Quiz: who wrote this quasi-feminist text, and when?

Let us compare, if it pleases you, the advantages of married women with that which awaits virgins. Though the noble woman boasts of her abundant offspring, yet the more she bears the more she endures. Let her count up the comforts of her children, but let her likewise count up the troubles. She marries and weeps. How many vows does she make with tears. She conceives, and her fruitfulness brings her trouble before offspring. She brings forth and is ill. How sweet a pledge which begins with danger and ends in danger, which will cause pain before pleasure! It is purchased by perils, and is not possessed at her own will.
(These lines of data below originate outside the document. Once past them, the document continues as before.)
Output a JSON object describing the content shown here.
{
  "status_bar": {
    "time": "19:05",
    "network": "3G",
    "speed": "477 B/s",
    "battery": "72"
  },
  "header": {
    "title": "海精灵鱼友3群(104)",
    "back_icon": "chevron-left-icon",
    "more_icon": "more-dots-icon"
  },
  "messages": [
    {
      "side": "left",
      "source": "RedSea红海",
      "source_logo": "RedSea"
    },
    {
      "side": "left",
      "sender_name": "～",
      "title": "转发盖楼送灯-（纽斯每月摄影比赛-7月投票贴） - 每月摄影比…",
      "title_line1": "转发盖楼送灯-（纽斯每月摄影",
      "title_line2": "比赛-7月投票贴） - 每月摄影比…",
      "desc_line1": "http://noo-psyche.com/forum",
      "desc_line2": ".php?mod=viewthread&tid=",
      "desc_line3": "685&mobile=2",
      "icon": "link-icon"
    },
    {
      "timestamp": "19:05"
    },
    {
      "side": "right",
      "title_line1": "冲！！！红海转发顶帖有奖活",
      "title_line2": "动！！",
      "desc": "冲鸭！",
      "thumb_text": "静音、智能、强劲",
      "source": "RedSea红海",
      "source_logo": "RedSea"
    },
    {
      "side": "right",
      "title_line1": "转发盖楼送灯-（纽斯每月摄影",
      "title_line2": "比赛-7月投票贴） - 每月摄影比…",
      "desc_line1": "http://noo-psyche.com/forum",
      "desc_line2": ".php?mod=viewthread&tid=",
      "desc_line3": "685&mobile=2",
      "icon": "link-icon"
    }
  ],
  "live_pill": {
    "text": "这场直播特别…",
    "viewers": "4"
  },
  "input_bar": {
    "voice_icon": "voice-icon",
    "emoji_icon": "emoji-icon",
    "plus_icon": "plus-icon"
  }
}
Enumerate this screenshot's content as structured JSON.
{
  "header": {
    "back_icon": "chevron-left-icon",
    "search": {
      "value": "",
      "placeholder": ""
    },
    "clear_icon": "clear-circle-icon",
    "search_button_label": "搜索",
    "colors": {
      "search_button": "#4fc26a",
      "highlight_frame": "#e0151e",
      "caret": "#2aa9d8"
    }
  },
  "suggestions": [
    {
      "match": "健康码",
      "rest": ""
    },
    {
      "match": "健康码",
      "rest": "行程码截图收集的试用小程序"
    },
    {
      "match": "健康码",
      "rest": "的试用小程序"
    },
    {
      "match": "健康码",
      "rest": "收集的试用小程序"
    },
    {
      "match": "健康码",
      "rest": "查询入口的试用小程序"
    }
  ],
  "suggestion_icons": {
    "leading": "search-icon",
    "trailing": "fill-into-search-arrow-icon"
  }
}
Why speak of the troubles of nursing, training, and marrying? These are the miseries of those who are fortunate. A mother has heirs, but it increases her sorrows. For we must not speak of adversity, lest the minds of the holiest parents tremble. Consider, my sister, how hard it must be to bear what one must not speak of.
("The problem that has no name", anyone?)

Why should I further speak of the painful ministrations and services due to their husbands from wives, to whom before slaves God gave the command to serve?

. . . . They paint their faces with various colors, fearing not to please their husbands. . . . What madness is here, to change the fashion of nature and seek a painting, and while fearing a husband’s judgment to give up their own. For she is the first to speak against herself who wishes to change that which is natural to her. So, while studying to please others, she displeases herself.

And the answer is . . . Saint Ambrose, writing to his sister in the year 377. Christianity has spent a lot of energy pushing wife- and motherhood as women's true roles. Yet when they would rather promote virginity, it's easy to point out how the roles trap and pain women.

"While studying to please others, she displeases herself." Ouch.